Ela ficou em silêncio por alguns instantes, analisando cada palavra que eu havia dito. O conflito em sua expressão era nítido, uma parte dela claramente desejava resolver tudo imediatamente, enquanto outra parecia hesitar, como se tentasse decidir se deveria confiar em mim.
Por fim, ela assentiu, embora de forma lenta e controlada.
— Tudo bem. — Sua voz era firme mas não havia agressividade. — Eu vou te dar essa chance, Victor. — Seus olhos se estreitaram levemente enquanto ela erguia o dedo indicador. — Mas será por tempo limitado. Uma semana. Se até lá não houver progresso... Vou ter que levá-lo de volta, não importa o que Burst queira.
Um misto de alívio tomou conta de mim. Eu assenti rapidamente, tentando não deixar transparecer o quanto sua aceitação, mesmo que relutante, me confortava.
— Um mês— murmurei, repetindo suas palavras como se estivesse gravando-as em minha mente. — Isso é mais do que suficiente.
Burst, que até então parecia absorver tudo em silêncio, olhou de relance para Jane, depois para mim. Havia algo diferente em seus olhos, como se a carga que ele carregava estivesse, aos poucos, se aliviando, embora a resistência ainda permanecesse.
— Você... realmente vai fazer isso? — Sua voz vacilou, carregada com uma mistura de surpresa e, talvez, uma centelha de esperança.
Eu apenas sorri, tentando transmitir a confiança que, no fundo, eu mesmo tentava nutrir.
— Vou. E farei o melhor que puder.
Jane suspirou, mas desta vez parecia mais resignada do que cansada.
— Certo, Burst — disse, virando-se finalmente para ele. — Você tem um mês. Não estrague isso.
O silêncio que seguiu sua fala foi diferente dos momentos anteriores, talvez, pela primeira vez em muito tempo, eles estivessem considerando a possibilidade de que, sim, poderia haver uma solução.
Jane se ergueu com um movimento fluido, ajustando sua postura.
— Farei visitas para saber como está se saindo, assim que o tempo acabar, irei buscá-lo. Até lá, ele está sob sua responsabilidade, Victor. — Seu olhar sério recaiu sobre mim, mas a severidade de antes havia suavizado um pouco. — Se algo sair do controle, não hesite em me chamar.
Eu assenti novamente. Ela lançou um último olhar a Burst antes de sair pela porta da sala, eu a acompanhei.

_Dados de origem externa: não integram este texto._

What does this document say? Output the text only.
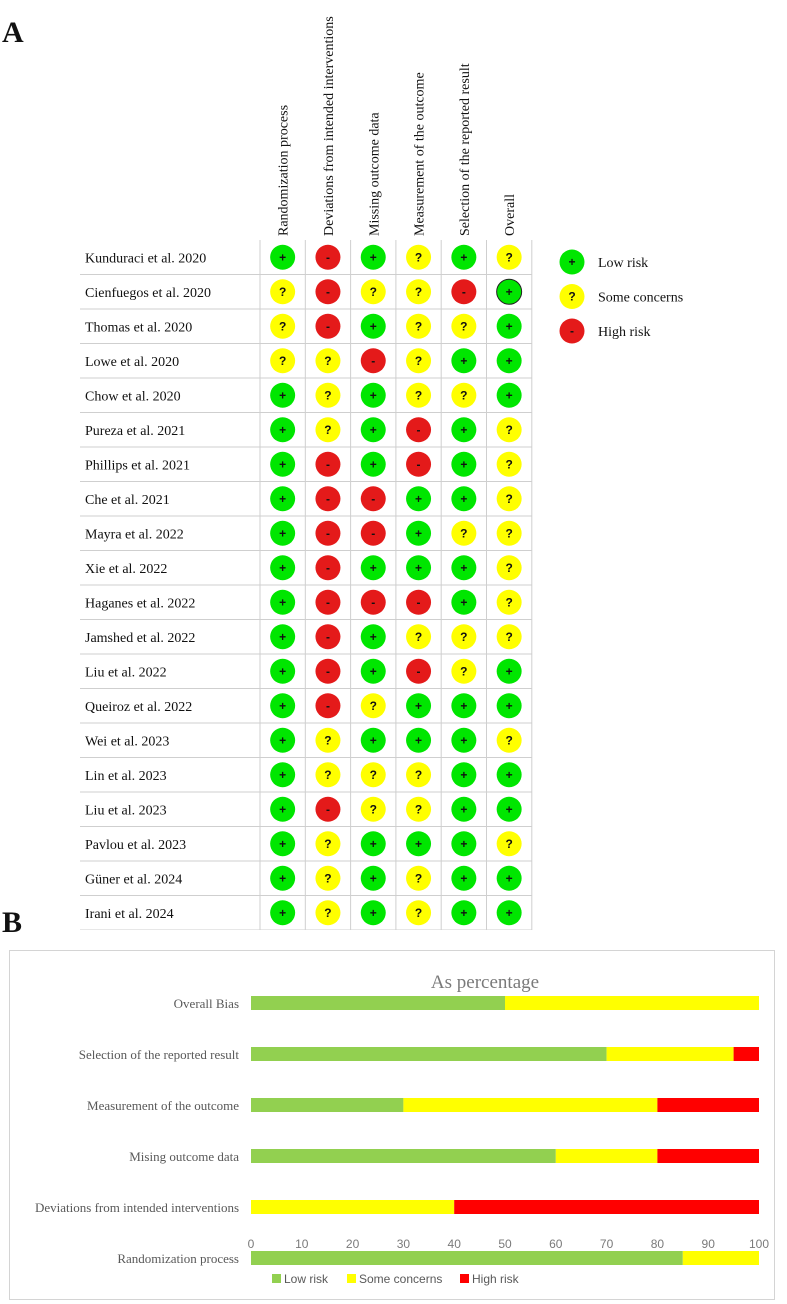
A
B
Randomization process Deviations from intended interventions Missing outcome data Measurement of the outcome Selection of the reported result Overall
Kunduraci et al. 2020	+	-	+	?	+	?
Cienfuegos et al. 2020	?	-	?	?	-	+
Thomas et al. 2020	?	-	+	?	?	+
Lowe et al. 2020	?	?	-	?	+	+
Chow et al. 2020	+	?	+	?	?	+
Pureza et al. 2021	+	?	+	-	+	?
Phillips et al. 2021	+	-	+	-	+	?
Che et al. 2021	+	-	-	+	+	?
Mayra et al. 2022	+	-	-	+	?	?
Xie et al. 2022	+	-	+	+	+	?
Haganes et al. 2022	+	-	-	-	+	?
Jamshed et al. 2022	+	-	+	?	?	?
Liu et al. 2022	+	-	+	-	?	+
Queiroz et al. 2022	+	-	?	+	+	+
Wei et al. 2023	+	?	+	+	+	?
Lin et al. 2023	+	?	?	?	+	+
Liu et al. 2023	+	-	?	?	+	+
Pavlou et al. 2023	+	?	+	+	+	?
Güner et al. 2024	+	?	+	?	+	+
Irani et al. 2024	+	?	+	?	+	+
+ Low risk
? Some concerns
- High risk
As percentage
Overall Bias
Selection of the reported result
Measurement of the outcome
Mising outcome data
Deviations from intended interventions
Randomization process
0	10	20	30	40	50	60	70	80	90	100
Low risk	Some concerns High risk
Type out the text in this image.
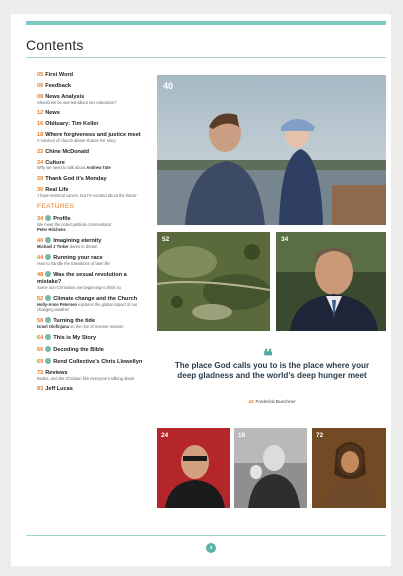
Contents
05 First Word
06 Feedback
08 News Analysis
Should we be worried about sex education?
12 News
16 Obituary: Tim Keller
18 Where forgiveness and justice meet
A survivor of church abuse shares her story
23 Chine McDonald
24 Culture
Why we need to talk about Andrew Tate
29 Thank God it’s Monday
30 Real Life
‘I have terminal cancer, but I’m excited about the future’
FEATURES
34 Profile
We meet the noted political commentator
Peter Hitchens
40 Imagining eternity
Michael J Tinker dares to dream
44 Running your race
How to handle the transitions of later life
48 Was the sexual revolution a mistake?
Some non-Christians are beginning to think so
52 Climate change and the Church
Holly-Anne Petersen explores the global impact of our changing weather
58 Turning the tide
Israel Olofinjana on the rise of reverse mission
64 This is My Story
66 Decoding the Bible
69 Rend Collective’s Chris Llewellyn
73 Reviews
Books, and the Christian film everyone’s talking about
83 Jeff Lucas
40
52	34
❝
The place God calls you to is the place where your deep gladness and the world’s deep hunger meet
44 Frederick Buechner
24	16	72
3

Logo após Jane sair, Merlin flutuou silenciosamente até Burst, pairando ao lado dele. Ela o observou por um momento antes de seu típico balão de fala aparecer.
—[Estou feliz por você, Burst. Isso é um passo importante.]
Burst piscou, visivelmente surpreso pela gentileza. Ele coçou a nuca, sem jeito, e tentou oferecer um sorriso tímido.
— Eu... é... obrigado, eu acho.
Merlin se aproximou um pouco mais, sua luz refletindo um brilho tranquilizador. Outro balão de fala surgiu rapidamente.
—[Mas você sabe que ainda precisa encontrar uma solução verdadeira, certo?]
A expressão de Burst se tornou mais séria, e ele desviou o olhar, como se aquelas palavras tivessem atingido um ponto sensível. Seus ombros caíram um pouco antes que ele suspirasse.
— Eu sei... — murmurou ele, quase como se estivesse admitindo algo que tentava evitar. — Mas não é tão simples quanto parece.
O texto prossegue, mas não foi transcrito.